If you are accessing 2D tiles in gmem, same dimensions as the threadblock, then you need multiples of 16 threads in the x-dimension for coalescing. Think of the threadblock as a 2D array in row-major order, then resolve linear thread IDs from that. A half-warp is 16 consecutive threads (as indexed by these “linear” IDs), and coalescing requirements must be satisfied by half-warps.

Also, make sure you do the reads in a coalesced way. There’s been another thread on coalescing char3 reads. You can always use staging through smem as demonstrated by the float3 example in the Supercomputing 07 slides.


Everywhere I read that the dimension of a thread block should be at minimum 8x8, and it’s advised to have 128-196 threads/block.
Does this have any influence on the performance described in first post, and what is the rationale behind that minimum threads/block. I always find the described advice but I can’t find any rationale behind it.

Kind regards (and big thanks for the posts to all my questions ever so far :D)

Having a multiple of 64 threads allows the scheduler to overcome register-bank conflicts. Having 192 threads allows the scheduler to overcome register read-after-dependencies. Section of the CUDA 1.1 programming guide. However I think you can implement efficient kernels without having to have 192 threads. It is best to have threads in multiples of atleast 32 though.

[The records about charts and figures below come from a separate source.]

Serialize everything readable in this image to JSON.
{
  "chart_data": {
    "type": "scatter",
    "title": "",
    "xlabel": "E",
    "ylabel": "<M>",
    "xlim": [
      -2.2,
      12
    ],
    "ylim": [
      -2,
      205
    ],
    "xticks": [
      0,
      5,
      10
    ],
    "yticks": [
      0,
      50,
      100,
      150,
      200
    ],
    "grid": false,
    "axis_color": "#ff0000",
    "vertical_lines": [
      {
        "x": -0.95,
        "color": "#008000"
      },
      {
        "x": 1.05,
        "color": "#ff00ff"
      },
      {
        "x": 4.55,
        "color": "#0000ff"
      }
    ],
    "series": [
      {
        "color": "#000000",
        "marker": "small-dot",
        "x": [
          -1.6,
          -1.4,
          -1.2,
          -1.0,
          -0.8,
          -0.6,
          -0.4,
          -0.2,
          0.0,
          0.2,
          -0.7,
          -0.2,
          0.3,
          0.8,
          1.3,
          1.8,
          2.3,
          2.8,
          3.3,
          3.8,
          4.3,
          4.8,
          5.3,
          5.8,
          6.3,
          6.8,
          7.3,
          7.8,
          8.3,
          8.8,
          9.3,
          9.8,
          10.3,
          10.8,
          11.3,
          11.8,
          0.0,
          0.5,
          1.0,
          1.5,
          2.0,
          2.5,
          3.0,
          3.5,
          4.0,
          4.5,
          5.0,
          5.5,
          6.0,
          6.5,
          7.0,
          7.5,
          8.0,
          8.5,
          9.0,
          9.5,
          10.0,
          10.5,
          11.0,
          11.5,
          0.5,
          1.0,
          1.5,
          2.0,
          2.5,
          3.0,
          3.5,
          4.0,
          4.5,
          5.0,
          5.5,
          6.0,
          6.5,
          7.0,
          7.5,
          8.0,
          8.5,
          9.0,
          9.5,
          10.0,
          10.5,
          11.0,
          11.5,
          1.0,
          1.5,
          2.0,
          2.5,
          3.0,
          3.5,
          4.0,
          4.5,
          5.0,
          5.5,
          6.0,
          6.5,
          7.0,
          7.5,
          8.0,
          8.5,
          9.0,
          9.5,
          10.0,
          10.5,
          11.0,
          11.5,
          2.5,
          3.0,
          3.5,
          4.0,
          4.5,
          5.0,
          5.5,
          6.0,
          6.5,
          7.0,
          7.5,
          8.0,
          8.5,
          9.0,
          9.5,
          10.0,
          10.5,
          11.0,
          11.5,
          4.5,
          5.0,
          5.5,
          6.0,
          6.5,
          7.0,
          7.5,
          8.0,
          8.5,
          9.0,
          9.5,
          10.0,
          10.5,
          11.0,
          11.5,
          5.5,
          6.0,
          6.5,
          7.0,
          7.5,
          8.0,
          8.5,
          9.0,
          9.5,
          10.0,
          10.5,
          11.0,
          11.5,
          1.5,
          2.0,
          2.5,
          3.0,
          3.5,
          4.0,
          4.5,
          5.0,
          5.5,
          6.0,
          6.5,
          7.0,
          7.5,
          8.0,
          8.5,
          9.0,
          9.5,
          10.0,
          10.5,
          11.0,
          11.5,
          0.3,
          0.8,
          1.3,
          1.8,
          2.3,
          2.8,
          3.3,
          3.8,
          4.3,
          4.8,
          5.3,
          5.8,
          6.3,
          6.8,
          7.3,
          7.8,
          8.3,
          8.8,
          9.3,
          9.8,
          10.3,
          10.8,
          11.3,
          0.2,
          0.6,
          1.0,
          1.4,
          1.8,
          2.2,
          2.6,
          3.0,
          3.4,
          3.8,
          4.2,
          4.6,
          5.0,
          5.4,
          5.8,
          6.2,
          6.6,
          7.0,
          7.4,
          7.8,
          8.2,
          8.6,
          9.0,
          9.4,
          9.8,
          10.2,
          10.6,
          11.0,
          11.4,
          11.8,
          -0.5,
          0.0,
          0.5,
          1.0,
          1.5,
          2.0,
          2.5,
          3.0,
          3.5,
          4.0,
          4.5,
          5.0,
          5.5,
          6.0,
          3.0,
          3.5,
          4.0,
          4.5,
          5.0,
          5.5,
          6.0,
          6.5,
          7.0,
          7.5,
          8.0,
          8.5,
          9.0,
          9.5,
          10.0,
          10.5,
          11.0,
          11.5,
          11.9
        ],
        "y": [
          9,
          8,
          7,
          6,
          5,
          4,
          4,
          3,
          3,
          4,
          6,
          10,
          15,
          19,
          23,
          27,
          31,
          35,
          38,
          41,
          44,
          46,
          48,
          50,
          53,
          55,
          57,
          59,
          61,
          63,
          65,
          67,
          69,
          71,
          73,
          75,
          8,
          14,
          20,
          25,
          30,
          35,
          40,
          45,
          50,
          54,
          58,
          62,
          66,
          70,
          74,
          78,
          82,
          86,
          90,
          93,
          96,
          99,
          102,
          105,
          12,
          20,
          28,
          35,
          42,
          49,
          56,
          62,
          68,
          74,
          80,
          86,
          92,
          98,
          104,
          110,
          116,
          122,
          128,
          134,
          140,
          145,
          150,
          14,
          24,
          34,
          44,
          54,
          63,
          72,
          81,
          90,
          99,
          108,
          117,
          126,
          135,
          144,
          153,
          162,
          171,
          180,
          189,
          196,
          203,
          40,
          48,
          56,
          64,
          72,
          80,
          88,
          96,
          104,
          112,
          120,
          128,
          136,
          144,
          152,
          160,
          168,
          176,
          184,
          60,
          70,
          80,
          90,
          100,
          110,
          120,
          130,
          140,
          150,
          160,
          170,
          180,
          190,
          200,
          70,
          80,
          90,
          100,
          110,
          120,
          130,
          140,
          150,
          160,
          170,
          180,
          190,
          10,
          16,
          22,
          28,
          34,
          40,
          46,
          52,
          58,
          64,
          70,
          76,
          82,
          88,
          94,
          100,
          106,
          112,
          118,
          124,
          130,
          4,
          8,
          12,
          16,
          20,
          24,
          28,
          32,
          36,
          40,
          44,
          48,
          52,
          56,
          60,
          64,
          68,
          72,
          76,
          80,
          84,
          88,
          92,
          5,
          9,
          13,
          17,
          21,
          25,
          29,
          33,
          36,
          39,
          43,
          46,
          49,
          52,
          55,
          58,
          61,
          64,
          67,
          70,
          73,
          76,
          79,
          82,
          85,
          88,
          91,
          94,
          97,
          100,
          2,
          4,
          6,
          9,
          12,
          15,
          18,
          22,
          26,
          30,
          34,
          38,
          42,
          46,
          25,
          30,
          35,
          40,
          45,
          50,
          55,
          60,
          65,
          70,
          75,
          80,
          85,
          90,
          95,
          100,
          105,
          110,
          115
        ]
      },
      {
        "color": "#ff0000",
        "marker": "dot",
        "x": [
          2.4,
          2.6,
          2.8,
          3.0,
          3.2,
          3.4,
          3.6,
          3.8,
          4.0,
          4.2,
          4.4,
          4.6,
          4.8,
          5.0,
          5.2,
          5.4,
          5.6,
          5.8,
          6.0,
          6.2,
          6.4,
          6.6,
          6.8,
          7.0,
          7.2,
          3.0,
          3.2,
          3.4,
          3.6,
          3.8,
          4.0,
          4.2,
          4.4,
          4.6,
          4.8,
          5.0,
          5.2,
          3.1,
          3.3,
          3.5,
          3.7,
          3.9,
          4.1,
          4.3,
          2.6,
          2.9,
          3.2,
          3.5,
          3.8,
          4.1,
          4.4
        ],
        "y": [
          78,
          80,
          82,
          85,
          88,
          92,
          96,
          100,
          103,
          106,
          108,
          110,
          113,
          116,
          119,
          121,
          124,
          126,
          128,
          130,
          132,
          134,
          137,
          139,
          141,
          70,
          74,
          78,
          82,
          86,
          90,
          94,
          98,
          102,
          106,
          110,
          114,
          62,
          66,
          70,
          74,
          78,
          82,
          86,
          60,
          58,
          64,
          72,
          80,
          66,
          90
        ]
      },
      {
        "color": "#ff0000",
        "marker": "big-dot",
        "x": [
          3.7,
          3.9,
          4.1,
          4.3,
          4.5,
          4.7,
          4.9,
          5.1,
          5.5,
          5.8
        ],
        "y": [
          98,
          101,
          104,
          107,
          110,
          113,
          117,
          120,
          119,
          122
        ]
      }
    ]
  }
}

The dimensions of athreadblock matter only if they affect the global memory addressing pattern by the threadblock. For example, if your 8x8 threadblock reads an 8x8 2D tile, you won’t coalesce and performance will drop. At the same time, 16x4 threadblock/tile will coalesce.

Memory access latency hiding is improved when you have many threads per multiprocessor. A multiprocessor supports up to 8 threadblocks at once, so if you’re threadblocks are really small, that’ll limit latency hiding. As a rule of thumb, I suggest striving for at least 50% occupancy for memory-bound codes. The improvement from 67% to 100% occupancy is not huge, so I’m usually satisfied if I can reach 67%. The difference between 33% and 67% is significant.


Thanks so far,

For now i’ve concentrated on trying to get the writes coalesced so far, the reads I will look in later because i think it could be a bit more difficult

 int l = (ix >> 1);

  int k = (iy >> 1);

  int m = (k * width/2 + l);

  unsigned char y   = m_videoY[width * iy + ix];	

  unsigned char u   = m_videoU[m];

  unsigned char v   = m_videoV[m];

So Uchars + in one array every thread reads a different value, where in other array one value is shared between 4 threads. Anyways before I go look into that, I would want to get a decent understanding of the coalescing.

With visual profiler i know that using the 16*16 as blockdimension all my writes become coalesced.

dst[width * iy + ix] = make_color(r,g,bl,0);

I write into 1D and make_color is

typedef unsigned int TColor;

__device__ TColor make_color(float r, float g, float b, float a)


    return ((int)(a) << 24)|((int)(b) << 16)|((int)(g) << 8)|((int)(r));


Why is blockdimension 8*x not givign coalesced writes?

Because not all 8*x are multiples of 16.